В.Б. А помнится ещё, как мечталось, как жилось в Перми, как хотелось в Москву, ведь все мы, провинциалы, совершенно по-чеховски стремимся в столицу? Кажется, тогда ты и литературным профессионалом не был, а занимался, как родители, медициной? Положа руку на сердце, не жалеешь, что не остался врачом?
В.Ш. Умеешь ты, критик, задеть за живое и так спросить, что надо несколько романов написать в ответ на очередной пассаж. Помню, прекрасно помню, как пришёл шестнадцатилетним на первый курс пермского медицинского, как занимался спортом и на длинных дистанциях свободная от бега или ходьбы голова стала вдруг выдавать стихи. А на третьем курсе хотелось бросить учёбу и пойти в литературный, но уже поздно было, надо было заканчивать. Как раз через неделю собираются мои однокурсники в Перми, прошло ведь 40 лет после окончания, страшно подумать, все пенсионеры. И медицину я люблю, была бы возможность в молодые годы издаваться как сейчас за свой счёт, вполне был бы удовлетворён, подкопил бы деньжат и выдавал на-гора книжки сто-двести экземпляров. Но жизнь не имеет вариантов. Получилось так, как получилось. В Москву меня взяли по лимиту, честно-благородно отработал врачом положенные три года, пожил в коммуналке, слава Богу и родителям, переехал в кооператив и сменил скальпель на шариковую ручку и пишмашинку, став сначала старшим редактором отдела в "ЛГ", потом хлебнув "вольных хлебов" завредакцией в издательстве "Книга", как бы аналоге знаменитой в свое время "Academia" и так далее, остановки по расписанию и маршруту.

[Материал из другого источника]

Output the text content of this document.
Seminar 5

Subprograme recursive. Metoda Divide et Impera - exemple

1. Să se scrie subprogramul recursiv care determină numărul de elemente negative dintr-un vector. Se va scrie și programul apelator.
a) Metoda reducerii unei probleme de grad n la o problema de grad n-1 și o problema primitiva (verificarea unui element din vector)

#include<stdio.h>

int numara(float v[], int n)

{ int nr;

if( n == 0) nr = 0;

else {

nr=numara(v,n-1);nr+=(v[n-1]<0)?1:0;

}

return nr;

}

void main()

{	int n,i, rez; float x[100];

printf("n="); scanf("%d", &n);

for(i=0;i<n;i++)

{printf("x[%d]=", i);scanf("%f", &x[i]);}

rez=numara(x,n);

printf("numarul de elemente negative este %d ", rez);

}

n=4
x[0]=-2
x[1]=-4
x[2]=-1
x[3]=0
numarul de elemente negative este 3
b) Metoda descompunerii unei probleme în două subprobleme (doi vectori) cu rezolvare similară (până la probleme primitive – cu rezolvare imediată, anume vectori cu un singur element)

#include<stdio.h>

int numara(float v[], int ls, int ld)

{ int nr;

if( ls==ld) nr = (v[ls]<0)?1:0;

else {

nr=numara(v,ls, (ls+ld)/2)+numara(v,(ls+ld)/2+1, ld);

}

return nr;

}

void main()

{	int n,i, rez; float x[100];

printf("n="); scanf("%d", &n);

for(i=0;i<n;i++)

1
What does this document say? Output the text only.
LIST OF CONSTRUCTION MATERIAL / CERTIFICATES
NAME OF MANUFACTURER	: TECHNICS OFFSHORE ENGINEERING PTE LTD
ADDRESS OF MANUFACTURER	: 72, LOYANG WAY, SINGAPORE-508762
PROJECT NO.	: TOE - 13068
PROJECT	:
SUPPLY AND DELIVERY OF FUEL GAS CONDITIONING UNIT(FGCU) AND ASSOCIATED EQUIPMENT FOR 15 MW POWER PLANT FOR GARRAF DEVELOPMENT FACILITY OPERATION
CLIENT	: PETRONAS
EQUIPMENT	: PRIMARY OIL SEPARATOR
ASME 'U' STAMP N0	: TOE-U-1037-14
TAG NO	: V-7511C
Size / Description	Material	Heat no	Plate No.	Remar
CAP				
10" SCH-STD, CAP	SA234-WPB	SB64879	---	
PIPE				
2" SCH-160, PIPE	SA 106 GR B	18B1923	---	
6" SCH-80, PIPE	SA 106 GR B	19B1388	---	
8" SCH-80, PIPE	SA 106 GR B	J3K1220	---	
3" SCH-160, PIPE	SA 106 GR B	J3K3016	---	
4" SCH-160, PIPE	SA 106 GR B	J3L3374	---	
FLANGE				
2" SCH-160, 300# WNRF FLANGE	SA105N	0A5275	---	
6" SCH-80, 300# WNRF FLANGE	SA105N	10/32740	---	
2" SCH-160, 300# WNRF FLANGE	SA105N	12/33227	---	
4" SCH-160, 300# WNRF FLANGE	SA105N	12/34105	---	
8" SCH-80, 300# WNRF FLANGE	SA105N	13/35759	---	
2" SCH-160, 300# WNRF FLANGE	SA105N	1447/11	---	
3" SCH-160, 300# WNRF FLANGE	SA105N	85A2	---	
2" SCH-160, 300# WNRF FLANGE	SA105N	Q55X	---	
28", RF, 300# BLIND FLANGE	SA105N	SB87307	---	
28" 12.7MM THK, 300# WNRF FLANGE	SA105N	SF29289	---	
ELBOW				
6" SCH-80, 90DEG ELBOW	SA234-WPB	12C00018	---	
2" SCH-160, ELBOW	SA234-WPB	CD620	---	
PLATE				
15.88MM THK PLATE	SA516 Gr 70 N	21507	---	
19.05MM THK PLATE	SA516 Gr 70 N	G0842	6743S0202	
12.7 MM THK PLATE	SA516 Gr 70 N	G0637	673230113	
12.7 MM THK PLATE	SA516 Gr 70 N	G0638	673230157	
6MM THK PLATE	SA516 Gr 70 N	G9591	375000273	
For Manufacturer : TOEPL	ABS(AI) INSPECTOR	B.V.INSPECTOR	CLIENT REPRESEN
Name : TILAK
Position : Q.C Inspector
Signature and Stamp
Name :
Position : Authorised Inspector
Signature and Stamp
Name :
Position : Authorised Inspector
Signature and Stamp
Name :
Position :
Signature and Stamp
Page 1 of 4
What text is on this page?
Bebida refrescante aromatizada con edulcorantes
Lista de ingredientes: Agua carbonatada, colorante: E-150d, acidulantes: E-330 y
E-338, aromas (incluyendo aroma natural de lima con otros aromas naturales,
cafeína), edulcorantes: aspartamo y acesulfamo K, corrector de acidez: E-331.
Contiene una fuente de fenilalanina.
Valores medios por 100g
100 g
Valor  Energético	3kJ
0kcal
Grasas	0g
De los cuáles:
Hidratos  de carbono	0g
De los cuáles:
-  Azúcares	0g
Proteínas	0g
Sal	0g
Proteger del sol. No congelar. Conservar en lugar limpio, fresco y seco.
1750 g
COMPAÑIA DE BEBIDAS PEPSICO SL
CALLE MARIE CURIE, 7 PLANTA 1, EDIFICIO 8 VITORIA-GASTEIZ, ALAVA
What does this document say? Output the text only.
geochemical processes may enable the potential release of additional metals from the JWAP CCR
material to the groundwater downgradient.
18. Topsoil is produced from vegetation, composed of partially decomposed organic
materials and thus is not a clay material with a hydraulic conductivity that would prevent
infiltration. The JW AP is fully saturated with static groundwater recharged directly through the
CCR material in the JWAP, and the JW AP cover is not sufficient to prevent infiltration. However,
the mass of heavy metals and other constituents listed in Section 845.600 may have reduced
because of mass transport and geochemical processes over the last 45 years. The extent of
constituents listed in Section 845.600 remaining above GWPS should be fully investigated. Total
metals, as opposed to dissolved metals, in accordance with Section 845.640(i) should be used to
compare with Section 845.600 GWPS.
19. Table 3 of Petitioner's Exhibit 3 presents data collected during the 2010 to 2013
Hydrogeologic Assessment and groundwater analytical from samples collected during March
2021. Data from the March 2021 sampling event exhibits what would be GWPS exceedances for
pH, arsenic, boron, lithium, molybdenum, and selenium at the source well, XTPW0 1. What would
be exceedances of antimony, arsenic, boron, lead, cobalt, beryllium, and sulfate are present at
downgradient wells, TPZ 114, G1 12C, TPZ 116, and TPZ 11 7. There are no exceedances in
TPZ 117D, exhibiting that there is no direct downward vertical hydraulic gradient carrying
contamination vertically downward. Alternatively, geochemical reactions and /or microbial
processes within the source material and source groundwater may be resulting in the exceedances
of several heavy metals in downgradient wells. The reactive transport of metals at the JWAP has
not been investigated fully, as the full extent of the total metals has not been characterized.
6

В.Б. Но как-то же ты учился сочинительствовать, были же у тебя идеалы или просто мечтал укорениться на довольно таки скудных пажитях отечественной словесности?
В.Ш. Было всё, как у всех. Когда начинал в Перми, где каждый год всем миром обсуждалась очередная моя рукопись, и я резонёрствовал, мол, пишу на среднем советском уровне, и надо меня просто издавать, а меня ежегодно укоряли, что не приблизился пока к уровню Лермонтова и Блока. Перепечатывал по сто раз очередные стихи и рассылал их по журналам, получая чаще стереотипные отказы, но иногда, когда попадался талантливый консультант, чаще сам только-только начавший публиковаться, ответ был благожелательным и по существу. Раз выдалась возможность, помяну добрым и благодарственным словом В.Леоновича и К.Левина. С последним у меня была даже чуть ли не двухлетняя переписка. Главной же поддержкой было неукротимое самообразование, в областной и городской библиотеках прочитал-переворочал целые монбланы и эвересты. Давно столько не читаю. Переписывал от руки и перепечатывал на машинке полностью книги "Русская поэзия" Ежова и Шамурина или "Письма о русской поэзии" Н.Гумилева, раннюю и среднюю прозу Пастернака, американский трехтомник О.Мандельштама. Позже уже появилась возможность приобрести подлинные издания и поставить на домашнюю полку. "Благословляю первый шаг и тот надрывный дых, когда нашла моя душа учителей своих". Затем были добрые письма от Е.Винокурова, А.Межирова, П.Антокольского, кому самый нижайший поклон, Т.Глушковой. Визиты к Тарковскому, Самойлову, В.Соколову и Л.Мартынову, хотя никогда не втирушествовал. Вот и сейчас живу довольно одиноко, только посещаю редакции, которые что-то публикуют или заказывают. Главная жизненная задача — издать всю написанную прозу.
В.Б. А ощущаешь ли ты как-то своё поэтическое поколение, вот "шестидесятники" вроде так и ввалились мощной ватагой, а наше поколение как-то подкачало, хоть и стоим давно "на роковой очереди", а до сих пор как-то недопроявлены тенденции и характерные особенности припозднившейся генерации?
В.Ш. Конечно, поколение есть, может быть, не столь яркое и мощное, как предшественники, а чего собственно ожидать — общего сплачивающего испытания не случилось, ярких миражей политики не сотворили, а уж предтечи наши потоптались на душах и судьбах преотменно. Да и критики-одногодки (это и в твой огород камень, Володя) занимались в основном обслуживанием предшественников. Так называемые "обоймы" что в советское время, что сейчас — чаще от лукавого. Читать ведь многим некогда и незачем, надо успевать только свои построения проталкивать, но уж если кто всерьёз прочтёт, то найдёт и поколение, и отдельных покрупневших представителей.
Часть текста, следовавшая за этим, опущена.